JUILLET 2011

 

 

Guilherme Batista - Sao Paulo / Brésil


Le racisme est-il dû au fait que beaucoup de gens ne connaissent qu'une seule culture et qu’ils la perçoivent comme étant supérieure à toutes les autres ?


La raison que vous indiquez peut certainement être considérée comme l’une des causes majeures du racisme. Celui qui a un comportement raciste est en général peu conscient du monde dans lequel il vit. Il se réfugie dans sa culture et ne s’ouvre pas à d'autres cultures. Sa connaissance des cultures étrangères est souvent très limitée, ce qui le rend incapable de donner une interprétation profonde à tout ce qui s’éloigne de sa propre culture. En tant que voyageur, j'ai eu la chance de rencontrer de nombreuses personnes de toutes origines ethniques qui manifestaient un véritable intérêt pour mon bagage culturel, et je n'ai jamais remarqué chez eux une attitude raciste. L'exploration d'une culture étrangère est toujours et pour tout le monde une aventure enrichissante, surtout lorsque l’on réussit à briser les règles purement rationnelles et protocolaires et à reconnaitre l'expérience émotionnelle des valeurs de cette culture. Plus nous pénétrons au sein d’une culture étrangère, moins elle nous est étrangère et plus nous comprenons que cette culture donne à beaucoup de gens un sentiment de sécurité et un sens à leur vie, et surtout plus nous réalisons que notre richesse intellectuelle dépend du fait que nous sommes capables d’aborder avec respect et dignité les autres cultures.

 


 

Natsumi Mizumoto - Yokohama / Japon


Quels textes sacrés voyez-vous comme la vérité ?


Cette question nous conduit vers deux autres questions : La première : que peut-on considérer comme sacré ? Et la seconde : Qu’est-ce que la vérité ? Sur la première question je peux être bref : Pour moi, rien n'est sacré et rien n'est pas sacré. Sur la seconde, je détermine la vérité comme la reconnaissance du mystère. Et le mystère ne se cache pas sous les mots mais dans la réalité elle-même. Plus nous accordons de la véracité aux mots ou aux écrits, qu’ils soient perçus comme sacrés ou pas, moins nous serons à même d’avoir une expérience directe avec le mystère. Autrement dit, la sacralité que nous accordons à des textes affaiblit souvent, et je dirais même nous éloigne, de l'expérience authentique de la vérité. Celui qui pense avoir la vérité ne recherche pas le dialogue avec les autres. Sa seule motivation est de trouver confirmation ou d’imposer sa vérité supposée.

 


 

Veerle Roche - Gand / Belgique


Que considérez-vous comme primordial dans l'éducation des enfants ?
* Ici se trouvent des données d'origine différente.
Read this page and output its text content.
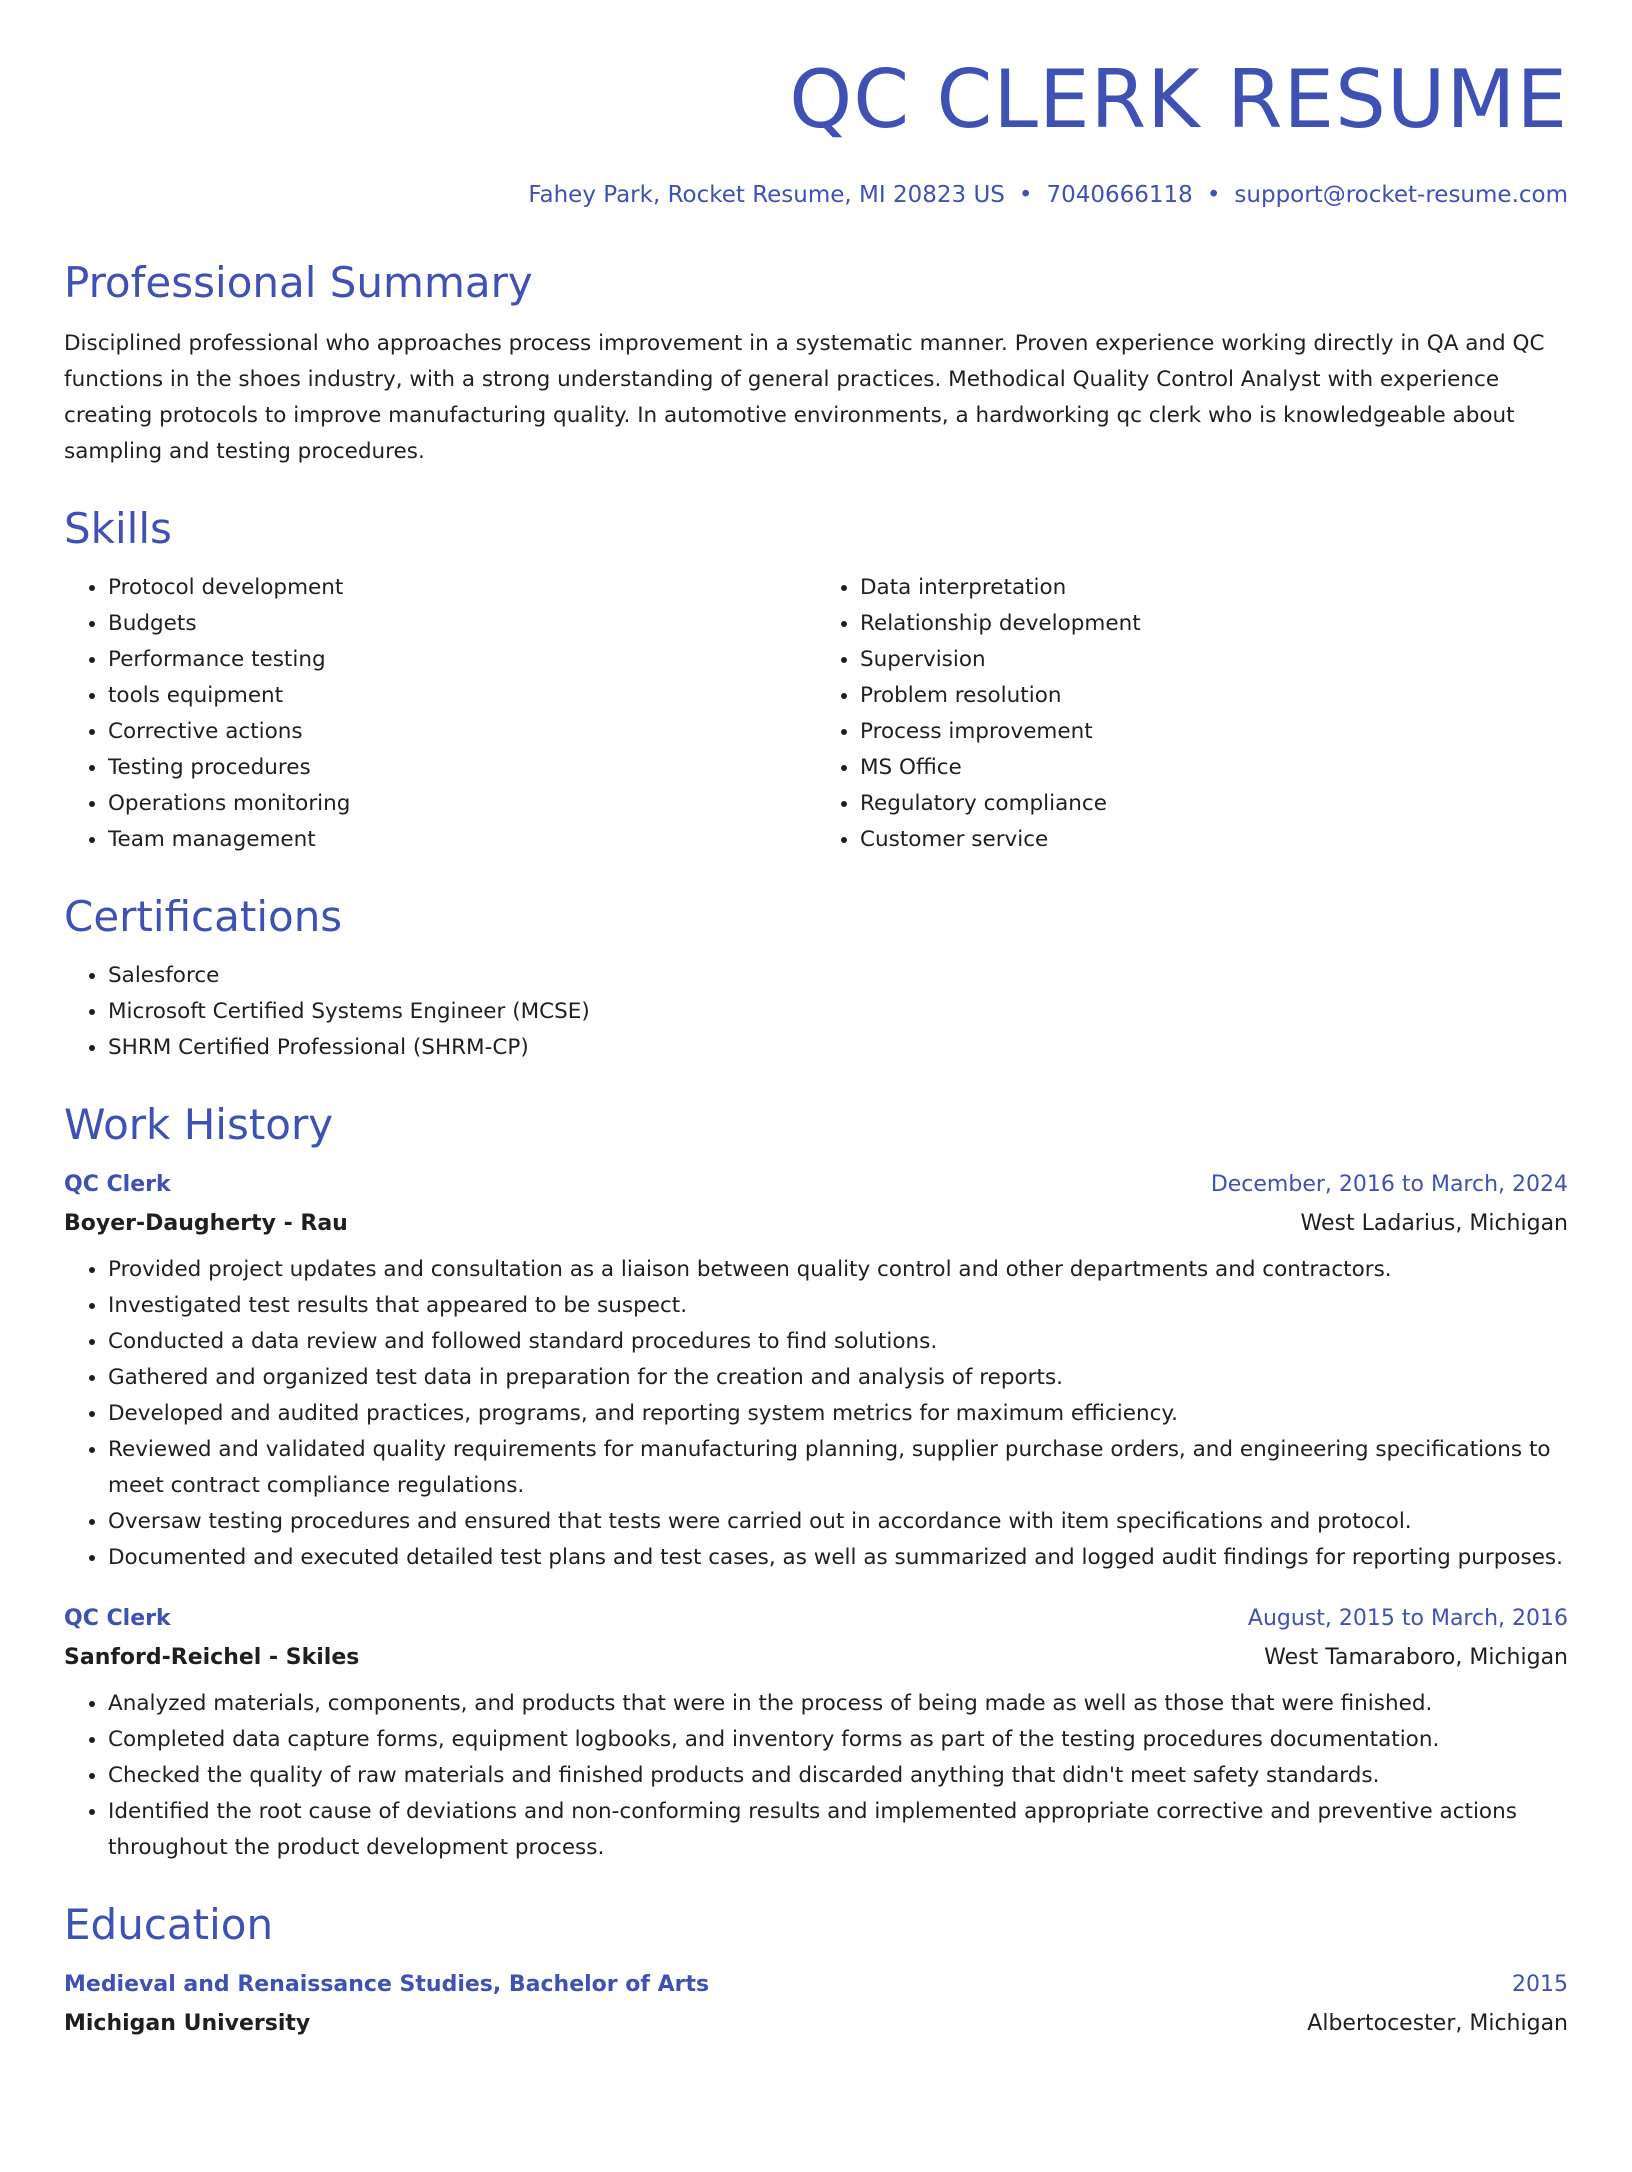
QC CLERK RESUME
Fahey Park, Rocket Resume, MI 20823 US • 7040666118 • support@rocket-resume.com
Professional Summary
Disciplined professional who approaches process improvement in a systematic manner. Proven experience working directly in QA and QC functions in the shoes industry, with a strong understanding of general practices. Methodical Quality Control Analyst with experience creating protocols to improve manufacturing quality. In automotive environments, a hardworking qc clerk who is knowledgeable about sampling and testing procedures.
Skills
• Protocol development
• Budgets
• Performance testing
• tools equipment
• Corrective actions
• Testing procedures
• Operations monitoring
• Team management
• Data interpretation
• Relationship development
• Supervision
• Problem resolution
• Process improvement
• MS Office
• Regulatory compliance
• Customer service
Certifications
• Salesforce
• Microsoft Certified Systems Engineer (MCSE)
• SHRM Certified Professional (SHRM-CP)
Work History
QC Clerk	December, 2016 to March, 2024
Boyer-Daugherty - Rau	West Ladarius, Michigan
• Provided project updates and consultation as a liaison between quality control and other departments and contractors.
• Investigated test results that appeared to be suspect.
• Conducted a data review and followed standard procedures to find solutions.
• Gathered and organized test data in preparation for the creation and analysis of reports.
• Developed and audited practices, programs, and reporting system metrics for maximum efficiency.
• Reviewed and validated quality requirements for manufacturing planning, supplier purchase orders, and engineering specifications to meet contract compliance regulations.
• Oversaw testing procedures and ensured that tests were carried out in accordance with item specifications and protocol.
• Documented and executed detailed test plans and test cases, as well as summarized and logged audit findings for reporting purposes.
QC Clerk	August, 2015 to March, 2016
Sanford-Reichel - Skiles	West Tamaraboro, Michigan
• Analyzed materials, components, and products that were in the process of being made as well as those that were finished.
• Completed data capture forms, equipment logbooks, and inventory forms as part of the testing procedures documentation.
• Checked the quality of raw materials and finished products and discarded anything that didn't meet safety standards.
• Identified the root cause of deviations and non-conforming results and implemented appropriate corrective and preventive actions throughout the product development process.
Education
Medieval and Renaissance Studies, Bachelor of Arts	2015
Michigan University	Albertocester, Michigan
L'éducation devrait être basée le plus possible sur la bonté. L'homme est une créature sensible et émouvante qui possède donc une bonté innée. Cette sensibilité est le fondement de la morale, mais comme l'émotivité dégénère facilement dans une attitude égocentrique, elle doit être affinée par l'éducation. La bonté, qui n’est qu'un autre nom pour désigner l'amour, devrait toujours être l'élément commun à toute éducation. Celui qui développe la bonté, développe également d’autres vertus comme la justice, la loyauté, l'honnêteté et d’autres formes relationnelles fondées sur le respect des sentiments des autres. Le résultat d’une telle éducation ne garantit pas le bonheur, mais il apportera toujours plus d'harmonie et de paix intérieure à l'enfant et dans le monde.

 


 

Antonio Borges - Caracas / Venezuela


La migration économique ne peut pas être résolue en faisant émigrer tous les pauvres vers les pays plus riches. Quelles solutions proposez-vous ?


L'injustice fondamentale réside dans l'économie mondiale elle-même, qui ne permet pas une existence digne pour beaucoup de gens. Le système économique actuel implique que la richesse de certaines nations dépende du fait que d’autres peuples vivent dans la peur et la détresse afin qu'ils puissent être facilement exploités. Si l'on veut lutter contre la pauvreté, nous devons être disposés à contribuer à un nouveau concept économique au sein duquel la liberté et la justice pour toutes les personnes dans le monde prennent une place centrale. Concrètement cela signifie que nous devrons, par le biais des pouvoirs politiques, forcer les grandes multinationales à s’engager à une redistribution du revenu mondial et à un partage équitable des ressources afin que les populations pauvres puissent en bénéficier.